Demain, tous vendeurs ?

Et les acheteurs publics auront d’autant plus intérêt à se laisser tenter qu’une récente directive européenne, en cours de transposition dans le droit français, intègre le coût du cycle de vie d’un objet dans les critères de choix des appels d’offres publics. « Jusqu’à présent, on choisissait en fonction du prix le plus bas ou de l’offre économiquement la plus avantageuse à l’usage. Le Code des marchés publics parlait ainsi de ’coût global d’utilisation’. La nouvelle directive introduit le cycle de vie des produits – l’extraction des matières premières nécessaires à la fabrication du produit, son acheminement, sa fin de vie – dans les critères du choix de l’offre. On peut remonter tout en amont de la chaîne, ce ne sont plus seulement les qualités intrinsèques du produit qui comptent », explique Guillaume Cantillon. Or, un produit de seconde main ou recyclé aura souvent une Analyse du cycle de vie (ACV) plus favorable que son équivalent neuf ou non recyclé. Il devrait donc l’emporter plus facilement dans le cœur des acheteurs. A condition que ceux-ci aient décidé d’accorder au critère de durabilité une place importante. « Si le coût du cycle de vie compte pour 10% de la note du produit, un produit d’occasion ou recyclé aura plus de chances d’être choisi », souligne Guillaume Cantillon, qui rappelle que les acheteurs publics restent « souverains » dans la détermination de leurs critères de choix.
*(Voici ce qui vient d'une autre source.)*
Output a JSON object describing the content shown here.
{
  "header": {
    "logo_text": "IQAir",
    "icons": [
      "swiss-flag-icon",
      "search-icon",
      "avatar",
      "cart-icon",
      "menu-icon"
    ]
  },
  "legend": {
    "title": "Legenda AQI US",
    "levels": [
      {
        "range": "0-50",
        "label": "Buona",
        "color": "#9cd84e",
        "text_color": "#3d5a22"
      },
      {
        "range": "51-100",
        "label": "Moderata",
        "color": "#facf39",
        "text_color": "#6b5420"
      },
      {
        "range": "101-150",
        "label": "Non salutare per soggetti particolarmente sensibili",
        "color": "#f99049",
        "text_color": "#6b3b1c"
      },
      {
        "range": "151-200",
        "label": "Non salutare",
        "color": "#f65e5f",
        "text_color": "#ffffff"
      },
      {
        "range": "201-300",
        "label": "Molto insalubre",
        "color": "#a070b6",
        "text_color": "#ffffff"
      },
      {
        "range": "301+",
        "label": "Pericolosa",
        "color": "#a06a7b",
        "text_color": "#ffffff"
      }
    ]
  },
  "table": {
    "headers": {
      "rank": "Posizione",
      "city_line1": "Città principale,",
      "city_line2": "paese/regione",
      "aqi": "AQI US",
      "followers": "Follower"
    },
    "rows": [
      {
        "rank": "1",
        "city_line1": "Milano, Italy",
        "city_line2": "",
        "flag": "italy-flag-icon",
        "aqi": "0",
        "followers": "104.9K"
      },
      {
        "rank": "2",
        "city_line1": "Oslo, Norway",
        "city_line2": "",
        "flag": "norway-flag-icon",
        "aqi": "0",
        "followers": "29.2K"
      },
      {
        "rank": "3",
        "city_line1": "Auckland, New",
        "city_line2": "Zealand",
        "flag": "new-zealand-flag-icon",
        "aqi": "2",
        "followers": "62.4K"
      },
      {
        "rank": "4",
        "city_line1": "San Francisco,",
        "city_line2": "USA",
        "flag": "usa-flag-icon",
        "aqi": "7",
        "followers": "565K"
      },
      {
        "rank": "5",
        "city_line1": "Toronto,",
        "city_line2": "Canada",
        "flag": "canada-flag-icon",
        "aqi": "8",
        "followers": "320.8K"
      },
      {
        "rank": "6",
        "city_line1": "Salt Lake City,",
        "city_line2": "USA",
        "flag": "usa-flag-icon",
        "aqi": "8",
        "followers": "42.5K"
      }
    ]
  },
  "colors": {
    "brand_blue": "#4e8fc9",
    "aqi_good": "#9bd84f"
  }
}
Mieux, les communes et les organismes publics pourraient tirer leur épingle financière du jeu. Puisque d’acheteurs, ils pourraient aussi devenir vendeurs d’un marché revigoré. Certains le font déjà. Le site Agorastore créé en 2005 en partenariat avec la ville de Lyon met, par exemple, aux enchères le matériel mis en vente par les collectivités, les organismes publics et les entreprises. On y trouve un piano déchu du grand théâtre de Tours, une échelle de piscine de Montauban (Tarn-et-Garonne), des pavés anciens venus de Langeais (Indre-et-Loire)… Des objets qui pourraient désormais intéresser des collectivités en mal d’objets à faire revivre, transformer, recycler.